The price this time around will probably be steeper — both for the government, and quite possibly for you.
Economists and analysts warn that in the current environment, all that government borrowing is likely to push interest rates higher, making it more expensive for companies and consumers to get loans and potentially hurting the economy.
It is a phenomenon that economists call "crowding out." Large-scale government borrowing sucks up the supply of available capital, driving up financing costs for just about everyone else.
And there are signs it's already playing out.
The tax cuts that President Trump signed into law in December will decrease the amount of money the federal government brings in by an estimated $1.5 trillion by 2027. There are no plans to reduce government spending by that much. In fact, the budget passed last month increases spending by hundreds of billions of dollars.
That means that deficits — the difference between how much money the government collects and how much money it spends — will inevitably grow.
In 2018 alone, the conventional estimates show that the new tax law is expected to expand the deficit by roughly $136 billion. (Some tax-cut supporters argue the deficit won't be quite so large because lower taxes will stimulate the economy and eventually increase revenues.)
During and after the Great Recession, borrowing was easy for the United States government.
Its bonds were considered one of the safest places in the world to stash your money. They were exactly what organizations with cash to safeguard — jittery governments, insurance companies, retirees, hedge funds, banks, mutual funds, pension funds — were looking for.
And because these groups were desperate for safety, they were generally willing to accept low rates of return on their investment. That's why interest rates were low.
It wasn't only savers who were buying government bonds. So was the Federal Reserve, as part of its effort to resuscitate the moribund economy. The Fed's bond buying also helped keep interest rates low.
Now all that is changing.
Because the economy has largely recovered, the Fed is reducing the amount of government bonds that it holds. Corporations, banks and households are spending their money or investing it in riskier assets — with bigger potential payoffs — rather than stockpiling it. And, amid optimism about the economy's prospects, more consumers and institutions are looking to borrow money themselves, rather than park their cash in safe havens like government bonds.
So the government has fewer places from which to borrow money. In essence, the government is competing with individuals and companies to borrow money from a limited source of lenders.
Intensifying competition for investment funds is good news for savers and other lenders who can demand higher interest rates.
But it's bad news for borrowers who have to pay those higher rates.
The process is now playing out in some normally sleepy corners of the world's financial markets, such as those for short-term debt, known as the money markets.
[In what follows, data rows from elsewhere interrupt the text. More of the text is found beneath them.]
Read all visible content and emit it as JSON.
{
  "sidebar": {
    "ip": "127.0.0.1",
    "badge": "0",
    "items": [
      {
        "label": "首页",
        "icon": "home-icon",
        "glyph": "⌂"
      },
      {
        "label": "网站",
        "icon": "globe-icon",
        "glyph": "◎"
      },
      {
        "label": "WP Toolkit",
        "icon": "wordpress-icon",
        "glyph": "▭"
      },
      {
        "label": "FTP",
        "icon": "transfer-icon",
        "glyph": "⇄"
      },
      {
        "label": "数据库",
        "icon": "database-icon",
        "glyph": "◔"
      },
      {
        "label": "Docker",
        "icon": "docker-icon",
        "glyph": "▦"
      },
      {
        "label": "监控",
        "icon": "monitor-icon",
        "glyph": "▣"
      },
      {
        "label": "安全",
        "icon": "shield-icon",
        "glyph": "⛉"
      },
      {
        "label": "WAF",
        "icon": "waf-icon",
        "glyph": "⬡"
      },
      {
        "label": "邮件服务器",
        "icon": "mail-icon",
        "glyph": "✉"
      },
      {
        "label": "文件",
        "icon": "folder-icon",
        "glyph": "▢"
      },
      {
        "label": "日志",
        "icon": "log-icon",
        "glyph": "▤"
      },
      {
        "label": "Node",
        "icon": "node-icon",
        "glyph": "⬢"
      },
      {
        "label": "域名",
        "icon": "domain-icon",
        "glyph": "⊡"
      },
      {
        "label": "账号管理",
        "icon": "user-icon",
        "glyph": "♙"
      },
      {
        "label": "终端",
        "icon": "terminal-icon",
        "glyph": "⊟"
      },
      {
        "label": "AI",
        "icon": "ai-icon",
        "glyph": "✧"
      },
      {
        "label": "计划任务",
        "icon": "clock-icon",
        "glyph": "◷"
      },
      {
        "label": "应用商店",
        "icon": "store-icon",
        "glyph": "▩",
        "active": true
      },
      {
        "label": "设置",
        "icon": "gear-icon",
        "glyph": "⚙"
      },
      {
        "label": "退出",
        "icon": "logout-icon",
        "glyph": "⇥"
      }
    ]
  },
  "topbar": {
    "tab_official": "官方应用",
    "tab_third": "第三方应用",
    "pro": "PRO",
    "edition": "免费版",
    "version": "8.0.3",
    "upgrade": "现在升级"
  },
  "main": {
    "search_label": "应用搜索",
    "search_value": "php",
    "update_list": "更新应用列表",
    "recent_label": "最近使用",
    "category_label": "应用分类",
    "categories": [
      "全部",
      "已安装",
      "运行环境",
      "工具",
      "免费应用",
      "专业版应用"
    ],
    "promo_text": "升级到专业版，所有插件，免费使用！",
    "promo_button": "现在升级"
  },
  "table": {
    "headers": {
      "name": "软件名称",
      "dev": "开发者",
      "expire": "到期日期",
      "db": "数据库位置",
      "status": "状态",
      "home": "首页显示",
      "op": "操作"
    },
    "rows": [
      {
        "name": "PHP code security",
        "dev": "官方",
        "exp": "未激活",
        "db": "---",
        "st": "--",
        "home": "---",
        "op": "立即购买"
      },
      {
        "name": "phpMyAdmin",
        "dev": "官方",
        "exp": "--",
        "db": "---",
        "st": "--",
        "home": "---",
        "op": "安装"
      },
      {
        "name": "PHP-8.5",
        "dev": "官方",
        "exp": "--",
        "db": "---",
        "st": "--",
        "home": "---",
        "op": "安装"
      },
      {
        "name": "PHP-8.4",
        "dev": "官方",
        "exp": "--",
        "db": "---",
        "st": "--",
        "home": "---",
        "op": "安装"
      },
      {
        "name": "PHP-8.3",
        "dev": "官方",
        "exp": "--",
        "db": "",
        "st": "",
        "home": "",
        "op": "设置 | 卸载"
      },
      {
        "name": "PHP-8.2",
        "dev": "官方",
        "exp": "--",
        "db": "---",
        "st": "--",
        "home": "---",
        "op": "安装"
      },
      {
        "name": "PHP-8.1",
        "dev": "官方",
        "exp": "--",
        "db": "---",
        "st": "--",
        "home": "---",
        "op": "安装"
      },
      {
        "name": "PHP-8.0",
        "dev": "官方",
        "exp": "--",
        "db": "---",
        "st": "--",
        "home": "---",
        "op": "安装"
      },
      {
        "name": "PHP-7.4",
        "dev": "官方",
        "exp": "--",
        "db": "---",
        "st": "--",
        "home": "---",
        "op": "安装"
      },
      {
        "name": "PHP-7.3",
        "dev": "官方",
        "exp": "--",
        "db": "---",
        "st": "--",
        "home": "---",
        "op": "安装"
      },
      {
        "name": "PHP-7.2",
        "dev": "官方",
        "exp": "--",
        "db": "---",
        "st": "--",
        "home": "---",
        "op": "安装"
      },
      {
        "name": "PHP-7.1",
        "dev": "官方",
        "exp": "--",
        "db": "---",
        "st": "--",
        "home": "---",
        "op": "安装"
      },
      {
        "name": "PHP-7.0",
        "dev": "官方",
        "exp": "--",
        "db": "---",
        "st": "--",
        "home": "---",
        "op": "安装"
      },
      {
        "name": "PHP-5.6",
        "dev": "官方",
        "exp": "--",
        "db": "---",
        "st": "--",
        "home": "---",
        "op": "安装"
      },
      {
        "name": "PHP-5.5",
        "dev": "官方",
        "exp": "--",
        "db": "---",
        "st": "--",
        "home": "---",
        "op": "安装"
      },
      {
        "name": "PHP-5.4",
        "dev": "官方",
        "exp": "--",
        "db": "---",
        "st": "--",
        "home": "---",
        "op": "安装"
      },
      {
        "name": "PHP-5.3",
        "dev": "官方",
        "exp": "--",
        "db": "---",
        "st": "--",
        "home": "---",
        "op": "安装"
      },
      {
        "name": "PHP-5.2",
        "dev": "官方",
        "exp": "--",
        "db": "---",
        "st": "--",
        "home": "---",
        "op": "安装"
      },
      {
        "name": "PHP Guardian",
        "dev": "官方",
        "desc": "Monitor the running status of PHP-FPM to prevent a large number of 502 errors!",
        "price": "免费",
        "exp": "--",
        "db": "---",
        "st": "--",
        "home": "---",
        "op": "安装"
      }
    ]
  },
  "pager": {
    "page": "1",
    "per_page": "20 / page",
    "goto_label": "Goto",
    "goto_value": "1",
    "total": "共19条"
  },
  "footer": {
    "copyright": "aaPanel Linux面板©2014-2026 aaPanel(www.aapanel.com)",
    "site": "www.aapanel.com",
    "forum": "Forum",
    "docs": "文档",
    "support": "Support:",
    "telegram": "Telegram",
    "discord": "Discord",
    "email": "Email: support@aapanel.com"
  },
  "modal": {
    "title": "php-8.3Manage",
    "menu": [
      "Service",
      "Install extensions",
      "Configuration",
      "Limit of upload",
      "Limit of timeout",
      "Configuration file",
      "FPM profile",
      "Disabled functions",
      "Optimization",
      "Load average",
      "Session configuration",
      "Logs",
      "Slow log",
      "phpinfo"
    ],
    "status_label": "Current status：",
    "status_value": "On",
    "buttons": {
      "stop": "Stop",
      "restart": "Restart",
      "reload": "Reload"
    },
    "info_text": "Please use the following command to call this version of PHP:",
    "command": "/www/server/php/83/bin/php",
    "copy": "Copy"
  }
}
This year, the Treasury is expected to borrow more than $490 billion in the short-term debt markets. That's more than three times the amount it borrowed last year, according to estimates from Deutsche Bank.
But there is only so much appetite to buy this short-term debt. As a result, interest rates are rising. The yield on the benchmark three-month Treasury bill, for example, has more than doubled over the past year to 1.70 percent, according to Bloomberg data.
You probably don't give much thought to the yield on the three-month Treasury bill. But it serves as the basis for a range of other interest rates, including rates on a type of short-term corporate debt called commercial paper.
Companies — including the finance arms of carmakers like Toyota and Ford — can borrow billions of dollars by issuing such debt, which are part of a mix of funds they use for loans to customers and car dealerships.
It now costs a relatively low-risk company 1.88 percent to borrow money using commercial paper that matures in 90 days, up from less than 1.60 percent at the start of the year, according to Bloomberg data.
That increase makes it more expensive for the companies to operate. And it's at least part of the reason interest rates for new cars, trucks and S.U.V.s have been ticking higher. In February, they rose above 5 percent, their highest level in eight years.
Granted, a car loan with a 5 percent rate isn't terribly expensive by historical standards. But rising rates make it harder for people to afford cars.
Roughly 80 percent of all new vehicles are financed with loans or leases in the United States. As a result, the higher interest rates could put a damper on auto sales — and thus on the broader economy.
"A lot of consumers are having to eat the cost in the form of higher down payments or higher monthly payments," said Jessica Caldwell, an analyst at Edmunds.com, an automotive research firm.